Diagnosing and Correcting the Failure of the Solid‐State Polymer Electrolyte for Enhancing Solid‐State Lithium–Sulfur Batteries
Xiangyu Meng, Yuzhao Liu, Yanfu Ma, Yash Boyjoo, Jian Liu, Jieshan Qiu, Zhiyu Wang
Abstract
Abstract Solid‐state polymer electrolytes (SPEs) attract great interest in developing high‐performance yet reliable solid‐state batteries. However, understanding of the failure mechanism of the SPE and SPE‐based solid‐state batteries remains in its infancy, posing a great barrier to practical solid‐state batteries.

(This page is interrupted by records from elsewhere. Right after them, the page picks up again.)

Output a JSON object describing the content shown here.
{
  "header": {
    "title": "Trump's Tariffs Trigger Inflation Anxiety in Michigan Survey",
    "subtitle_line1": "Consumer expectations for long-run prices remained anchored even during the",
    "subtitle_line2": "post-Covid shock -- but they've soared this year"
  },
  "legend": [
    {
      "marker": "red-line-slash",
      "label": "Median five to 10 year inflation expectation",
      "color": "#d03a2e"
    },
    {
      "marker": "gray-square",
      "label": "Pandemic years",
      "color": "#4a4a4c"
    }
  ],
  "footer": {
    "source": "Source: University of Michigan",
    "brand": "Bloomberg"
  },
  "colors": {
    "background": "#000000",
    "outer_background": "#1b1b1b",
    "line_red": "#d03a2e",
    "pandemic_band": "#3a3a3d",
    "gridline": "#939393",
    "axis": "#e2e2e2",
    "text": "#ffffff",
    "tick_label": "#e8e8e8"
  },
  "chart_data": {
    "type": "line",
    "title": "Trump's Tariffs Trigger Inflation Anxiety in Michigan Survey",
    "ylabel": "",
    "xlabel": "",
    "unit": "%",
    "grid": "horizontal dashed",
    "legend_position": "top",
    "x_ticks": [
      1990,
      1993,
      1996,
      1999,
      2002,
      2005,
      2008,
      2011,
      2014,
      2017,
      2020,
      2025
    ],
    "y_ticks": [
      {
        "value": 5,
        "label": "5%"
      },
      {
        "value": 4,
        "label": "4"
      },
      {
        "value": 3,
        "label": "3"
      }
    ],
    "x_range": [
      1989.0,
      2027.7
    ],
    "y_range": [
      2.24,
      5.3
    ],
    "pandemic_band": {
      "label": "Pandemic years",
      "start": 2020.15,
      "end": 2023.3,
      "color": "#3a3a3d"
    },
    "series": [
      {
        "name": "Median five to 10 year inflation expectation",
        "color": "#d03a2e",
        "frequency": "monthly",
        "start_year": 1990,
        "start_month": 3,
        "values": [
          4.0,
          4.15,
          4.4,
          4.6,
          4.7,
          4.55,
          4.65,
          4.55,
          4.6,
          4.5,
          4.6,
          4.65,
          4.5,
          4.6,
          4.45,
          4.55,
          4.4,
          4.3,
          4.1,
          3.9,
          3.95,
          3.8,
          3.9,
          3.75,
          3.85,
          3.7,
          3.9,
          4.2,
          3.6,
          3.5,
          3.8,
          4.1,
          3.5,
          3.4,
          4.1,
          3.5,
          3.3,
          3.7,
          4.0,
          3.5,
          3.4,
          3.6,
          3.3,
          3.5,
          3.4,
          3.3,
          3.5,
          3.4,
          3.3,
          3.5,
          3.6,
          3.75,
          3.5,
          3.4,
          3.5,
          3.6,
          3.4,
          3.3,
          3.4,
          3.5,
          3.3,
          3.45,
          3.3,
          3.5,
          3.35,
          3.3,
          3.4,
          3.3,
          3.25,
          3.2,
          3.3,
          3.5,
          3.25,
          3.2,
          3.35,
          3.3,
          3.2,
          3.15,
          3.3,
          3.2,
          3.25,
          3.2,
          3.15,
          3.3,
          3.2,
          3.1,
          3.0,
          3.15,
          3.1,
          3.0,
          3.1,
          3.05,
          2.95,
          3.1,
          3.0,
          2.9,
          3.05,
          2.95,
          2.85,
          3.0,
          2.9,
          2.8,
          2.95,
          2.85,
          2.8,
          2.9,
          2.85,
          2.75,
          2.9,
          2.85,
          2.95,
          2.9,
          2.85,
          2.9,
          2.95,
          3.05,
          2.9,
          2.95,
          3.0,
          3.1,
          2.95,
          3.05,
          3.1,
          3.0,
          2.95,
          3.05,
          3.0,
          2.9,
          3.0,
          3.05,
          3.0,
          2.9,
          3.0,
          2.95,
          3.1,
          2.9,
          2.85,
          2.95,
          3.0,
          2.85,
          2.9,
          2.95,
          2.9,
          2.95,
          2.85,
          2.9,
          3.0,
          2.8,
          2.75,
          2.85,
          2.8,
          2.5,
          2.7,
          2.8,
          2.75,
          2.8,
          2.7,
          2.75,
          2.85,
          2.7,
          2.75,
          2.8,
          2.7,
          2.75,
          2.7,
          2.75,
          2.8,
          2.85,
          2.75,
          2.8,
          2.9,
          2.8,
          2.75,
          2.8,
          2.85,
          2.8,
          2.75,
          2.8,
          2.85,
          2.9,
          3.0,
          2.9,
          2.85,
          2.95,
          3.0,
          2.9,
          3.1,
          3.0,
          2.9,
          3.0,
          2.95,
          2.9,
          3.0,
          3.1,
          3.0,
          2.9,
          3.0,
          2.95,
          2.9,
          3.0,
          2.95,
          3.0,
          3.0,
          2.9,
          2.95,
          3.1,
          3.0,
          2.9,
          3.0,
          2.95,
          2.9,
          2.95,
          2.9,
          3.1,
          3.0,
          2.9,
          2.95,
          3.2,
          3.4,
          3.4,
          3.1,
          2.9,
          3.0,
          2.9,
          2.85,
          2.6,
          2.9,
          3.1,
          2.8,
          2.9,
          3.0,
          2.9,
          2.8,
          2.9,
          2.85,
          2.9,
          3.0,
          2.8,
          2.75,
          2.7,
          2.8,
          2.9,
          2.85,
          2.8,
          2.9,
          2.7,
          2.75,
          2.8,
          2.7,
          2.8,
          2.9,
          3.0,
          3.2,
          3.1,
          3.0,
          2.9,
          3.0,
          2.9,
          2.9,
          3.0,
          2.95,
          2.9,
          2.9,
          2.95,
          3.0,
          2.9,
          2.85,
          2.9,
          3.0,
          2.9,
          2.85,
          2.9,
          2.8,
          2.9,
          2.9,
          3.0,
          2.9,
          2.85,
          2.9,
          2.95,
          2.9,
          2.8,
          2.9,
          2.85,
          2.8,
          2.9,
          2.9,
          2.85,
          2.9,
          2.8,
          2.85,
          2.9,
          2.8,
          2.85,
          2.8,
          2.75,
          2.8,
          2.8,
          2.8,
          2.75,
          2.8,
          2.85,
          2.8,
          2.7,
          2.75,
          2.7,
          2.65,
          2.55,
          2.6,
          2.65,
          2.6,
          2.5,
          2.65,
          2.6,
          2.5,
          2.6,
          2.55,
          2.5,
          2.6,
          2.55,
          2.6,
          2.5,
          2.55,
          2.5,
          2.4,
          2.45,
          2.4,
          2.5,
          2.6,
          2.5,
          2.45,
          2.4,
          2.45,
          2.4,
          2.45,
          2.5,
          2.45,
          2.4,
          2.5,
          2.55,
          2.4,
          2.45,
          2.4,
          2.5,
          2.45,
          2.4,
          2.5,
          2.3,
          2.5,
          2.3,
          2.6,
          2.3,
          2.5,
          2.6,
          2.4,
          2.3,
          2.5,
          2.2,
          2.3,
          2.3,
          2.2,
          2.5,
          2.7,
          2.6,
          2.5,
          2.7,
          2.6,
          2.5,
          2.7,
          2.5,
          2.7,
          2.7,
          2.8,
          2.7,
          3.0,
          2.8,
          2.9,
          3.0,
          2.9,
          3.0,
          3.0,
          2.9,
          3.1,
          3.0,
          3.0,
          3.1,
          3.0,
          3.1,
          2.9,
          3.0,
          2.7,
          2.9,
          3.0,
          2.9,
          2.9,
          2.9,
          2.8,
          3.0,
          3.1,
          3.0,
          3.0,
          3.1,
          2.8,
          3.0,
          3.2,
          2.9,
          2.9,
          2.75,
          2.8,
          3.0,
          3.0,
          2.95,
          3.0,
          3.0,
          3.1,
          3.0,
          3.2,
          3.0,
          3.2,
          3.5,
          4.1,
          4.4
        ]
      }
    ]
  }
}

Herein, the high accumulation and clogging of “dead” lithium polysulfides (LiPS) on the interface between the cathode and SPE with intrinsic diffusion limitation is identified as a critical failure cause of SPE‐based solid‐state Li–S batteries. It induces a poorly reversible chemical environment with retarded kinetics on the cathode–SPE interface and in bulk SPEs, starving the Li–S redox in solid‐state cells. This observation is different from the case in liquid electrolytes with free solvent and charge carriers, where LiPS dissolve but remain alive for electrochemical/chemical redox without interfacial clogging. Electrocatalysis demonstrates the feasibility of tailoring the chemical environment in diffusion‐restricted reaction media for reducing Li–S redox failure in the SPE. It enables Ah‐level solid‐state Li–S pouch cells with a high specific energy of 343 Wh kg −1 on the cell level. This work may shed new light on the understanding of the failure mechanism of SPE for bottom‐up improvement of solid‐state Li–S batteries.